Le modèle de développement du Maroc a été remis en question, car il a opté pour la modernisation du pays, alors qu’il y a d’autres priorités d’ordre sociétal ? Qu’en pensez-vous ?
Un pays doit marcher sur ses deux pieds : progrès économique et développement social. Les politiques sociales sont essentielles, mais on ne peut pas en faire si on a un pays que l’on ne renforce pas économiquement. Le plus grand défi pour le Maroc est sans doute le défi social des régions dans lesquelles le développement économique est difficile. On voit de grands développements dans le Nord, à Tanger spécialement, et d’autres régions, mais certaines restent en retard. L’équilibre territorial et social est très important.
La révolution technologique que nous vivons nous offre beaucoup d’opportunités. Beaucoup de pays africains ont pu se passer de téléphonie fixe et sont passés directement à la téléphonie mobile, ce qui a permis de grandes économies en termes d’infrastructures très coûteuses. Il me semble très important que la politique sociale du Maroc, en termes de santé et d’éducation, adopte ce genre d’approche. Les nouvelles technologies sont un important outil de développement économique, mais elles peuvent aussi être un grand instrument de politiques sociales.

Vous êtes arrivé à la Présidence du gouvernement dans un moment un peu «délicat» des relations bilatérales, mais vous avez rapidement réussi à retrouver l’équilibre et à consolider les relations qui se maintiennent aujourd’hui. Quel est votre bilan ?

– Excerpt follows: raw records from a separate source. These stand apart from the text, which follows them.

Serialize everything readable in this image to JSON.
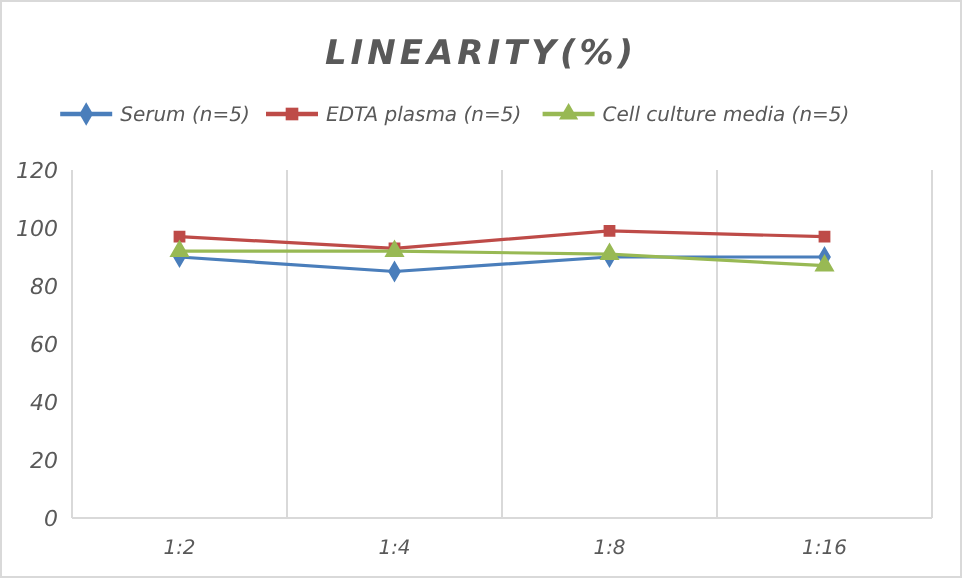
{
  "chart_data": {
    "type": "line",
    "title": "LINEARITY(%)",
    "categories": [
      "1:2",
      "1:4",
      "1:8",
      "1:16"
    ],
    "series": [
      {
        "name": "Serum (n=5)",
        "color": "#4a7ebb",
        "marker": "diamond",
        "values": [
          90,
          85,
          90,
          90
        ]
      },
      {
        "name": "EDTA plasma (n=5)",
        "color": "#be4b48",
        "marker": "square",
        "values": [
          97,
          93,
          99,
          97
        ]
      },
      {
        "name": "Cell culture media (n=5)",
        "color": "#98b954",
        "marker": "triangle",
        "values": [
          92,
          92,
          91,
          87
        ]
      }
    ],
    "ylim": [
      0,
      120
    ],
    "yticks": [
      0,
      20,
      40,
      60,
      80,
      100,
      120
    ],
    "grid": "x",
    "legend": "top"
  }
}
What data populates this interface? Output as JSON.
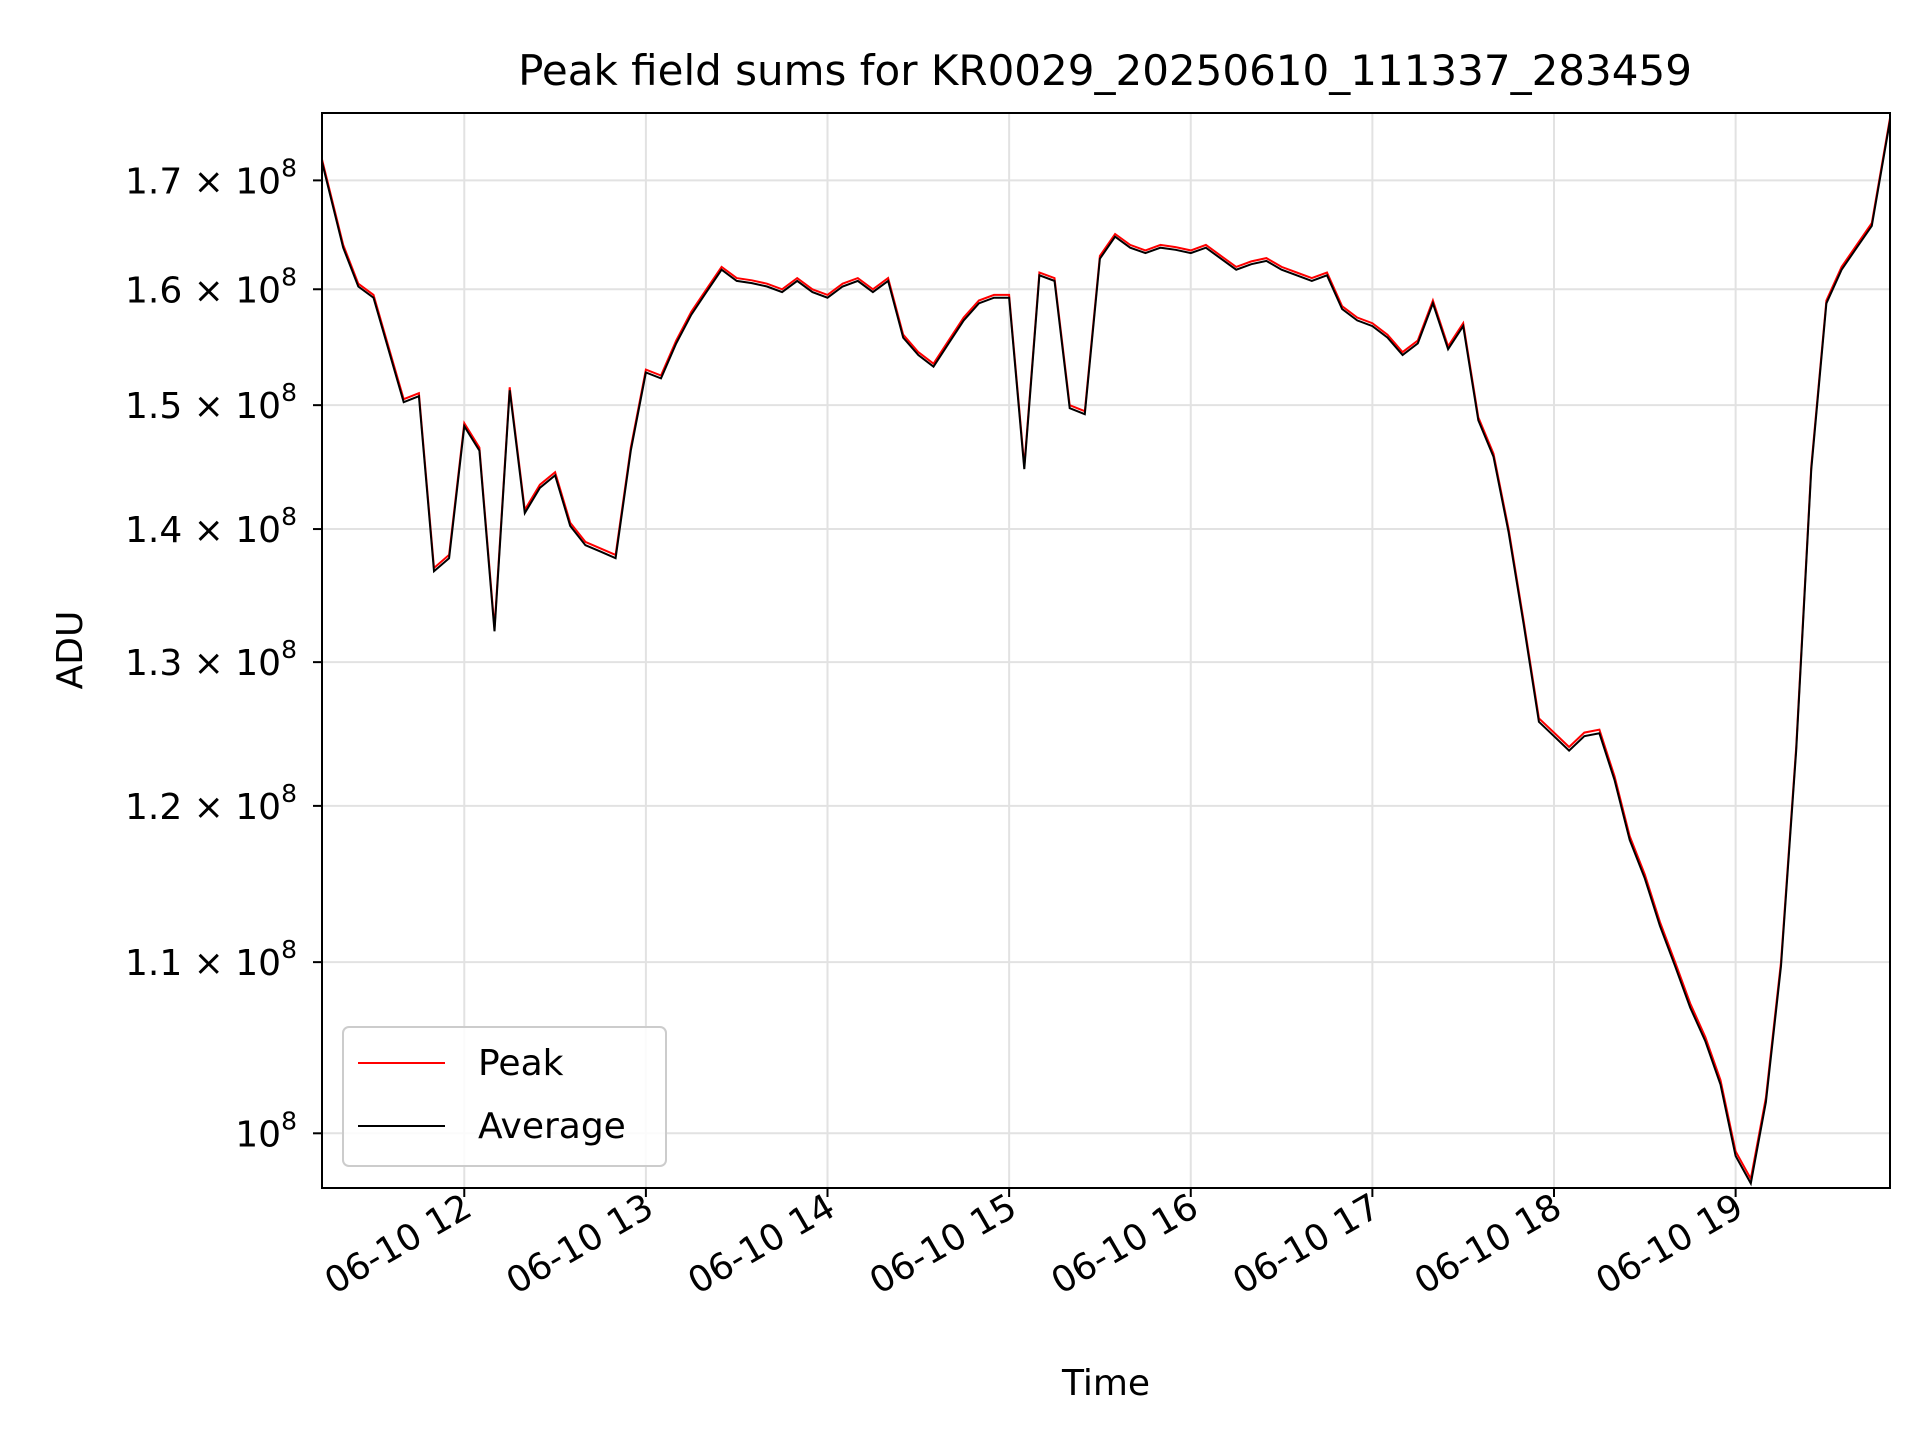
{
  "chart_data": {
    "type": "line",
    "title": "Peak field sums for KR0029_20250610_111337_283459",
    "xlabel": "Time",
    "ylabel": "ADU",
    "yscale": "log",
    "grid": true,
    "legend_position": "lower left",
    "xlim": [
      "2025-06-10T11:13:00",
      "2025-06-10T19:51:00"
    ],
    "ylim": [
      97000000,
      176500000
    ],
    "x_ticks": [
      {
        "value": "2025-06-10T12:00:00",
        "label": "06-10 12"
      },
      {
        "value": "2025-06-10T13:00:00",
        "label": "06-10 13"
      },
      {
        "value": "2025-06-10T14:00:00",
        "label": "06-10 14"
      },
      {
        "value": "2025-06-10T15:00:00",
        "label": "06-10 15"
      },
      {
        "value": "2025-06-10T16:00:00",
        "label": "06-10 16"
      },
      {
        "value": "2025-06-10T17:00:00",
        "label": "06-10 17"
      },
      {
        "value": "2025-06-10T18:00:00",
        "label": "06-10 18"
      },
      {
        "value": "2025-06-10T19:00:00",
        "label": "06-10 19"
      }
    ],
    "y_ticks": [
      {
        "value": 100000000,
        "mantissa": "",
        "exponent": "8"
      },
      {
        "value": 110000000,
        "mantissa": "1.1 × ",
        "exponent": "8"
      },
      {
        "value": 120000000,
        "mantissa": "1.2 × ",
        "exponent": "8"
      },
      {
        "value": 130000000,
        "mantissa": "1.3 × ",
        "exponent": "8"
      },
      {
        "value": 140000000,
        "mantissa": "1.4 × ",
        "exponent": "8"
      },
      {
        "value": 150000000,
        "mantissa": "1.5 × ",
        "exponent": "8"
      },
      {
        "value": 160000000,
        "mantissa": "1.6 × ",
        "exponent": "8"
      },
      {
        "value": 170000000,
        "mantissa": "1.7 × ",
        "exponent": "8"
      }
    ],
    "series": [
      {
        "name": "Peak",
        "color": "#ff0000"
      },
      {
        "name": "Average",
        "color": "#000000"
      }
    ],
    "x": [
      "2025-06-10T11:13",
      "2025-06-10T11:20",
      "2025-06-10T11:25",
      "2025-06-10T11:30",
      "2025-06-10T11:40",
      "2025-06-10T11:45",
      "2025-06-10T11:50",
      "2025-06-10T11:55",
      "2025-06-10T12:00",
      "2025-06-10T12:05",
      "2025-06-10T12:10",
      "2025-06-10T12:15",
      "2025-06-10T12:20",
      "2025-06-10T12:25",
      "2025-06-10T12:30",
      "2025-06-10T12:35",
      "2025-06-10T12:40",
      "2025-06-10T12:45",
      "2025-06-10T12:50",
      "2025-06-10T12:55",
      "2025-06-10T13:00",
      "2025-06-10T13:05",
      "2025-06-10T13:10",
      "2025-06-10T13:15",
      "2025-06-10T13:20",
      "2025-06-10T13:25",
      "2025-06-10T13:30",
      "2025-06-10T13:35",
      "2025-06-10T13:40",
      "2025-06-10T13:45",
      "2025-06-10T13:50",
      "2025-06-10T13:55",
      "2025-06-10T14:00",
      "2025-06-10T14:05",
      "2025-06-10T14:10",
      "2025-06-10T14:15",
      "2025-06-10T14:20",
      "2025-06-10T14:25",
      "2025-06-10T14:30",
      "2025-06-10T14:35",
      "2025-06-10T14:40",
      "2025-06-10T14:45",
      "2025-06-10T14:50",
      "2025-06-10T14:55",
      "2025-06-10T15:00",
      "2025-06-10T15:05",
      "2025-06-10T15:10",
      "2025-06-10T15:15",
      "2025-06-10T15:20",
      "2025-06-10T15:25",
      "2025-06-10T15:30",
      "2025-06-10T15:35",
      "2025-06-10T15:40",
      "2025-06-10T15:45",
      "2025-06-10T15:50",
      "2025-06-10T15:55",
      "2025-06-10T16:00",
      "2025-06-10T16:05",
      "2025-06-10T16:10",
      "2025-06-10T16:15",
      "2025-06-10T16:20",
      "2025-06-10T16:25",
      "2025-06-10T16:30",
      "2025-06-10T16:35",
      "2025-06-10T16:40",
      "2025-06-10T16:45",
      "2025-06-10T16:50",
      "2025-06-10T16:55",
      "2025-06-10T17:00",
      "2025-06-10T17:05",
      "2025-06-10T17:10",
      "2025-06-10T17:15",
      "2025-06-10T17:20",
      "2025-06-10T17:25",
      "2025-06-10T17:30",
      "2025-06-10T17:35",
      "2025-06-10T17:40",
      "2025-06-10T17:45",
      "2025-06-10T17:50",
      "2025-06-10T17:55",
      "2025-06-10T18:00",
      "2025-06-10T18:05",
      "2025-06-10T18:10",
      "2025-06-10T18:15",
      "2025-06-10T18:20",
      "2025-06-10T18:25",
      "2025-06-10T18:30",
      "2025-06-10T18:35",
      "2025-06-10T18:40",
      "2025-06-10T18:45",
      "2025-06-10T18:50",
      "2025-06-10T18:55",
      "2025-06-10T19:00",
      "2025-06-10T19:05",
      "2025-06-10T19:10",
      "2025-06-10T19:15",
      "2025-06-10T19:20",
      "2025-06-10T19:25",
      "2025-06-10T19:30",
      "2025-06-10T19:35",
      "2025-06-10T19:40",
      "2025-06-10T19:45",
      "2025-06-10T19:51"
    ],
    "values": [
      172000000,
      164000000,
      160500000,
      159500000,
      150500000,
      151000000,
      137000000,
      138000000,
      148500000,
      146500000,
      132500000,
      151500000,
      141500000,
      143500000,
      144500000,
      140500000,
      139000000,
      138500000,
      138000000,
      146500000,
      153000000,
      152500000,
      155500000,
      158000000,
      160000000,
      162000000,
      161000000,
      160800000,
      160500000,
      160000000,
      161000000,
      160000000,
      159500000,
      160500000,
      161000000,
      160000000,
      161000000,
      156000000,
      154500000,
      153500000,
      155500000,
      157500000,
      159000000,
      159500000,
      159500000,
      145000000,
      161500000,
      161000000,
      150000000,
      149500000,
      163000000,
      165000000,
      164000000,
      163500000,
      164000000,
      163800000,
      163500000,
      164000000,
      163000000,
      162000000,
      162500000,
      162800000,
      162000000,
      161500000,
      161000000,
      161500000,
      158500000,
      157500000,
      157000000,
      156000000,
      154500000,
      155500000,
      159000000,
      155000000,
      157000000,
      149000000,
      146000000,
      140000000,
      133000000,
      126000000,
      125000000,
      124000000,
      125000000,
      125200000,
      122000000,
      118000000,
      115500000,
      112500000,
      110000000,
      107500000,
      105500000,
      103000000,
      99000000,
      97500000,
      102000000,
      110000000,
      124000000,
      145000000,
      159000000,
      162000000,
      164000000,
      166000000,
      176000000
    ],
    "average_offset": -250000
  }
}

Il est très important, en tant que leader politique en Espagne, de comprendre et de faire comprendre que la relation entre l’Espagne et le Maroc est plus qu’une relation de voisins. C’est une relation de continents et de cultures. Nous sommes de cultures mixtes, et en tant qu’Espagnols nous pouvons comprendre d’autres cultures et les Marocains comprennent la culture espagnole mieux que quiconque. N’oublions pas qu’il y a près d’un million de Marocains en Espagne. Ce sont de bons citoyens et travailleurs et je souhaite qu’ils soient le mieux intégrés possible. La relation Maroc-Espagne doit être un exemple dans le monde, pour l’histoire et pour le futur. Depuis 2004, nous avons eu une période de plus de stabilité dans nos relations. Elle a démarré avec mon mandat puis a continué sous Rajoy et va évidemment se maintenir avec le Président Sanchez.
Le Roi du Maroc a toujours eu des mots très positifs à l’égard de l’Espagne, et a toujours montré son affection pour le pays. Quand j’ai rencontré S.M. lors de ma première visite en tant que Président, on s’est serré la main, et ce pour toujours. J’ai eu la chance d’être le Chef de gouvernement qui a été en mandat le plus long durant le règne de S.M. Mohammed VI. J’ai aussi été honoré par la décoration du Wissam Al Alaoui de classe exceptionnelle. Cette reconnaissance de S.M. vient décorer mon grand attachement pour le Maroc et d’ici, célébrant ses 20 années de règne, je lui transmets ma grande estime, mon affection et le plus grand respect.